An analysis by JPMorgan gave us an indication of how quick the unlock is going to be.

  • About 60% of India’s districts currently have a positivity rate below 5% and are likely to re-open rapidly. In contrast, about 25% of districts have a positivity rate above 10% and could take longer to unlock.
  • In GDP-weighted terms, currently, about 50% of GDP is in districts with positivity rates less than 5% while about 32% of GDP is in districts with a positivity rate above 10%.

This suggests that a large part of the economy is ready to open up. That’s the good news.

The stock market folks will say they have known this for some time now. They are always ahead of the curve. So what if lesser mortals are not entirely sure where that curve is headed sometimes.

BloombergQuint’s markets editor Niraj Shah has been discussing the ‘unlock trade’ for a few weeks now. As have a number of research houses.

The trades span the investment-consumption spectrum.

Ravi Dharmshi of ValueQuest Investment Advisors says that the first trade is financials because every economic revival is preceded by a boom in the credit cycle. “The good banks are willing to grow and are already growing at 12-15%. So that tells you that the corporate lending cycle is coming back.”

At the other end of potential beneficiaries is the leisure theme, highlighted by Neelkanth Mishra of Credit Suisse.

While Mishra spoke of a 150-year cycle in which leisure time has steadily risen due to “regulation, negotiation, and rise in productivity”, some of these trends, across sections of the population, could get a boost due to the Covid-19 crisis. “The sector has been a steady and large outperformer: a 152-stock leisure basket in Asia-Pacific has delivered 13% CAGR (compounded annual growth rate) since 2005, beating APAC indices in every 5-year period, and in every country, driven mostly by above-par earnings growth.” Normalisation post-vaccination can switch spending between some leisure sub-segments, Mishra wrote.

Elsewhere in the world, there were two interesting developments.

One, undoubtedly, was the U.S. inflation data, which as Daniel Moss writes, has left everyone looking for historical parallels as they try to judge how transitory (or not) these price pressures are.

Jefferies’ Chris Wood warns in a Greed & Fear report that there could be a third oil crisis coming, both because of demand and supply factors. “Oil price remains Greed & Fear’s best guess for the catalyst really to escalate the already commenced inflation scare – just as oil was the trigger for the stagflation scares of 1974 and 1979…” he wrote.

Just in case we do see another oil crisis, it’s a good thing India now has $600 billion in forex reserves.

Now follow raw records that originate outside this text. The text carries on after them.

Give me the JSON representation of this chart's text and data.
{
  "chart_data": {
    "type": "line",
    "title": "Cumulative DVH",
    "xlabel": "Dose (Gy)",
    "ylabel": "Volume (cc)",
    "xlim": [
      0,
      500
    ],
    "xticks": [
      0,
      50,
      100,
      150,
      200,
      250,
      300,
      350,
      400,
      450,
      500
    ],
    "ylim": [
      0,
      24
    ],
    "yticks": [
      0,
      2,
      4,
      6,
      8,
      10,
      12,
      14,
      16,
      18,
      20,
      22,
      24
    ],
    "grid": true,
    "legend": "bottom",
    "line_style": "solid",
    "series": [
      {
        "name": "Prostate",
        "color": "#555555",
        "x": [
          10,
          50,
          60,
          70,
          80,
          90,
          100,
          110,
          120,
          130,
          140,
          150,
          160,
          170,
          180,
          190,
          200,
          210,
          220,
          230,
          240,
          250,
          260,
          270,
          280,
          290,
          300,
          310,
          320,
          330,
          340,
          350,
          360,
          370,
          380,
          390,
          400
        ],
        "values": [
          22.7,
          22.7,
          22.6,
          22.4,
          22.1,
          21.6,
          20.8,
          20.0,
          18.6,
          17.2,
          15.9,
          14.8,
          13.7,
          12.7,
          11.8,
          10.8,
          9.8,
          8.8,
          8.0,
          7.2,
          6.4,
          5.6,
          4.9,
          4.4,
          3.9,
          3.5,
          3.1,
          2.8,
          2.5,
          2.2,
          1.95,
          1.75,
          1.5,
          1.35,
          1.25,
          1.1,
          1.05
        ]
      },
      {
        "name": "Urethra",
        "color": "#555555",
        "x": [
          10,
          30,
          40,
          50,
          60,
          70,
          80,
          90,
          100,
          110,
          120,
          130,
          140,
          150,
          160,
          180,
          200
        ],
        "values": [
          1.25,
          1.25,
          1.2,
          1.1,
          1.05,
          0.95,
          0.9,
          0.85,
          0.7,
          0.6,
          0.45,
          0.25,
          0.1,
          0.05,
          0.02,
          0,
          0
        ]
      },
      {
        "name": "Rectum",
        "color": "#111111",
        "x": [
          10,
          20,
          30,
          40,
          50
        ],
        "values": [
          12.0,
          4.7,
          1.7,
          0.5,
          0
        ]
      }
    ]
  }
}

Leaves us a little less vulnerable.

The second interesting development is El Salvador's decision to make Bitcoin legal tender. Really really ahead of the curve, those Salvadoreans, huh? It’s highly unlikely that any large economy will rush to compete with El Salvador but the IMF wasn’t taking any chances. Adoption of Bitcoin as legal tender raises a number of macroeconomic, financial, and legal issues that require careful analysis, an IMF spokesperson said. The empire strikes back.

Back home, news emerged that India’s Enforcement Directorate has sent a show-cause notice to WazirX, which claims to be India’s largest crypto exchange, citing FEMA violations. Ridhima Saxena explains the allegations in this report. As the story details, the ED has cited certain broad Section 3 (a) in its notice to WazirX and said that, for the purpose of FEMA, cryptocurrencies are akin to “money”. Will this hurt other crypto exchanges? Again, the empire strikes back.

On the point about crime and cryptocurrencies, this piece by Ken Rogoff is an interesting read. He calls crypto, a curse worse than cash.